Written By Carla Harris
The world’s largest international bar association, the Association of Corporate Counsel recently published a comprehensive analysis of Australian wagering licensure that reveled a considerable amount of regulatory overlap in the national gaming industry. For years, political watchdog organizations such as the Rights Party of Australia have identified a problematic “regulatory creep” that significantly restricts the activities of all wagering operators that attempt to conduct business within Australian federal boundaries.
Numerous regulatory authorities currently have jurisdiction over Australian companies that support gambling operations. These regulators include each operator’s primary licensing body, its official State/Territory gambling regulator, all pertinent racing and sports controlling bodies, and various non-gambling-specific bodies such the Australian Competition and Consumer Commission. In many instances, two or more statutory organizations may enforce requirements that relate to the exact same gambling area or issue.

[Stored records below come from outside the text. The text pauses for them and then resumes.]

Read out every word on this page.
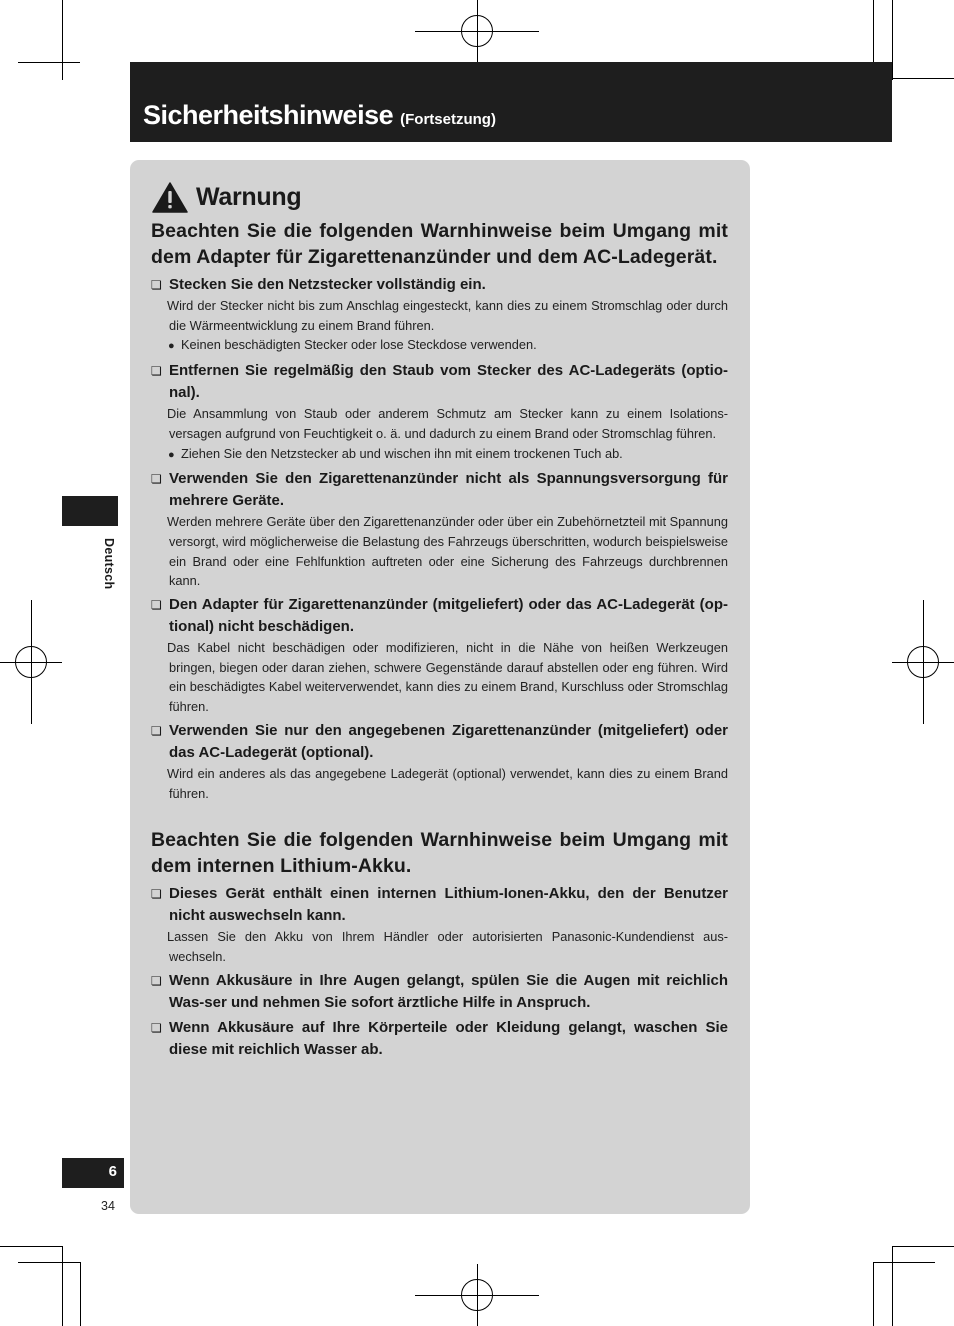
Sicherheitshinweise (Fortsetzung)
Deutsch
Warnung
Beachten Sie die folgenden Warnhinweise beim Umgang mit dem Adapter für Zigarettenanzünder und dem AC-Ladegerät.
❏ Stecken Sie den Netzstecker vollständig ein.
Wird der Stecker nicht bis zum Anschlag eingesteckt, kann dies zu einem Stromschlag oder durch die Wärmeentwicklung zu einem Brand führen.
● Keinen beschädigten Stecker oder lose Steckdose verwenden.
❏ Entfernen Sie regelmäßig den Staub vom Stecker des AC-Ladegeräts (optio-nal).
Die Ansammlung von Staub oder anderem Schmutz am Stecker kann zu einem Isolations-versagen aufgrund von Feuchtigkeit o. ä. und dadurch zu einem Brand oder Stromschlag führen.
● Ziehen Sie den Netzstecker ab und wischen ihn mit einem trockenen Tuch ab.
❏ Verwenden Sie den Zigarettenanzünder nicht als Spannungsversorgung für mehrere Geräte.
Werden mehrere Geräte über den Zigarettenanzünder oder über ein Zubehörnetzteil mit Spannung versorgt, wird möglicherweise die Belastung des Fahrzeugs überschritten, wodurch beispielsweise ein Brand oder eine Fehlfunktion auftreten oder eine Sicherung des Fahrzeugs durchbrennen kann.
❏ Den Adapter für Zigarettenanzünder (mitgeliefert) oder das AC-Ladegerät (op-tional) nicht beschädigen.
Das Kabel nicht beschädigen oder modifizieren, nicht in die Nähe von heißen Werkzeugen bringen, biegen oder daran ziehen, schwere Gegenstände darauf abstellen oder eng führen. Wird ein beschädigtes Kabel weiterverwendet, kann dies zu einem Brand, Kurschluss oder Stromschlag führen.
❏ Verwenden Sie nur den angegebenen Zigarettenanzünder (mitgeliefert) oder das AC-Ladegerät (optional).
Wird ein anderes als das angegebene Ladegerät (optional) verwendet, kann dies zu einem Brand führen.
Beachten Sie die folgenden Warnhinweise beim Umgang mit dem internen Lithium-Akku.
❏ Dieses Gerät enthält einen internen Lithium-Ionen-Akku, den der Benutzer nicht auswechseln kann.
Lassen Sie den Akku von Ihrem Händler oder autorisierten Panasonic-Kundendienst aus-wechseln.
❏ Wenn Akkusäure in Ihre Augen gelangt, spülen Sie die Augen mit reichlich Was-ser und nehmen Sie sofort ärztliche Hilfe in Anspruch.
❏ Wenn Akkusäure auf Ihre Körperteile oder Kleidung gelangt, waschen Sie diese mit reichlich Wasser ab.
6
34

For example, in 2014, wagering operators faced a number of new challenges from the New South Wales thoroughbred racing regulating body, Racing NSW. The organization introduced a number of new approval conditions, including restrictions concerning the advertising of gambling products and provisions that require operators to accept certain minimum bets. These new stipulations cover the exact same ground as existing requirements that are already in effect under licensing bodies such as the Northern Territory Racing Commission and under federal public policies such as the Australian Consumer Law.
In 2015, Australia will host both the Asian Cup and the Cricket World Cup. By loosening existing restrictions in federal gambling laws and regional licensing stipulations, the country stands to benefit by capturing capitol that would otherwise go to offshore wagering operations.